AFTER substantial losses, Royal Bank of Scotland has announced plans to sell assets and further reduce its investment banking business to appease regulators and its biggest shareholder, the British government.
The bank said it planned to sell a stake in the Citizens Financial Group, the US lender it bought in 1988, through an initial public offering in two years. It also said it would continue to reduce its investment banking operations by cutting risky assets and eliminating jobs. The moves are intended to help bolster capital and refocus operations, part of a multi-year turnaround effort initiated by Stephen Hester, the bank's chief executive.
Royal Bank of Scotland "is four years into its recovery plan, and good progress has been made", Mr Hester said. "We are a much smaller, more focused and stronger bank. Our target is for 2013 to be the last big year of restructuring."
Like many rivals, Royal Bank of Scotland is struggling with the legacy of the financial crisis and legal issues. On Thursday, it reported a bigger than expected loss, tied partly to its legal troubles.
The bank, in which the British government holds an 82 per cent stake after a bailout in 2008, posted a net loss of £5.97 billion in 2012, much larger than the £2 billion loss recorded in 2011. Analysts had expected a loss of £5.1 billion.
The rising losses reflect the bank's regulatory and legal problems.

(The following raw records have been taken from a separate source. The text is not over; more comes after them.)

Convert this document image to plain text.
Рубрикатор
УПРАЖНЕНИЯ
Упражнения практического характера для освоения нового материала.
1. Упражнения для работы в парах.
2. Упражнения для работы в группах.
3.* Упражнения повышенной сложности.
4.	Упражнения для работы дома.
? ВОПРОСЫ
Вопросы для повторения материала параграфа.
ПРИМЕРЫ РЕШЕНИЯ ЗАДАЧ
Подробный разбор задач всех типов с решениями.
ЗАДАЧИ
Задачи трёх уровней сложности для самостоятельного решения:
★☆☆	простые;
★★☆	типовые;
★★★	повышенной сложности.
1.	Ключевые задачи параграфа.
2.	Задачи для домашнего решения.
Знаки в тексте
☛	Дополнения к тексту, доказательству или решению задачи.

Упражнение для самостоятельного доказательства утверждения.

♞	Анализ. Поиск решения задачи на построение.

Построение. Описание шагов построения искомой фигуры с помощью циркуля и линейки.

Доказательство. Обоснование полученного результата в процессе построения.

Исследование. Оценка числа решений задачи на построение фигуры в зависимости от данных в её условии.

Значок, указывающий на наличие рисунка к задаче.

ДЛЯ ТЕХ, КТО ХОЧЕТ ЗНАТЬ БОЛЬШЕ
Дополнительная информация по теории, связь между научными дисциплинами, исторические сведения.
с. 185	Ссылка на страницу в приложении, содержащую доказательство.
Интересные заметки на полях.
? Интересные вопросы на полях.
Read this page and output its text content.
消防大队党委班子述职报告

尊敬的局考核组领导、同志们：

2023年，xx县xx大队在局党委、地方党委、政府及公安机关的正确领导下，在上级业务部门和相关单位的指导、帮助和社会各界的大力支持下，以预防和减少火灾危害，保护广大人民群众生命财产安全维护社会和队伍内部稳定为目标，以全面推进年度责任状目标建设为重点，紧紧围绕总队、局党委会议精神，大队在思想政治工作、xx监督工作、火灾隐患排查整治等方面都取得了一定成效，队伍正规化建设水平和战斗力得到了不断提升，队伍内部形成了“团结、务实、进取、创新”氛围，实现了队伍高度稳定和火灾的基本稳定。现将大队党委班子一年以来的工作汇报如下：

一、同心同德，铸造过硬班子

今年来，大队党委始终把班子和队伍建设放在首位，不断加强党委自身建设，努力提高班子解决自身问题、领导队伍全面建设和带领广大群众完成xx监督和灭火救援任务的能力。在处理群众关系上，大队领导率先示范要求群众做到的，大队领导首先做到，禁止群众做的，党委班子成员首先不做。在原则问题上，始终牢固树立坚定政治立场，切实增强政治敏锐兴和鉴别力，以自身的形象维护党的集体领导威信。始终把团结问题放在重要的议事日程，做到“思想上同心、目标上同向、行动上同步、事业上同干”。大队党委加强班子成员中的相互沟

Royal Bank of Scotland said that it had set aside an additional £1.1 billion to compensate clients to whom it had improperly sold insurance products, bringing the total provision to £2.2 billion. The bank, which is based in Edinburgh, agreed this year to pay $US612 million ($A597 million) to British and US authorities to settle accusations of rate-rigging.
Eager to get back some of the £45.5 billion it invested in Royal Bank of Scotland, the British government recently increased pressure on the bank's management to expedite the reorganisation.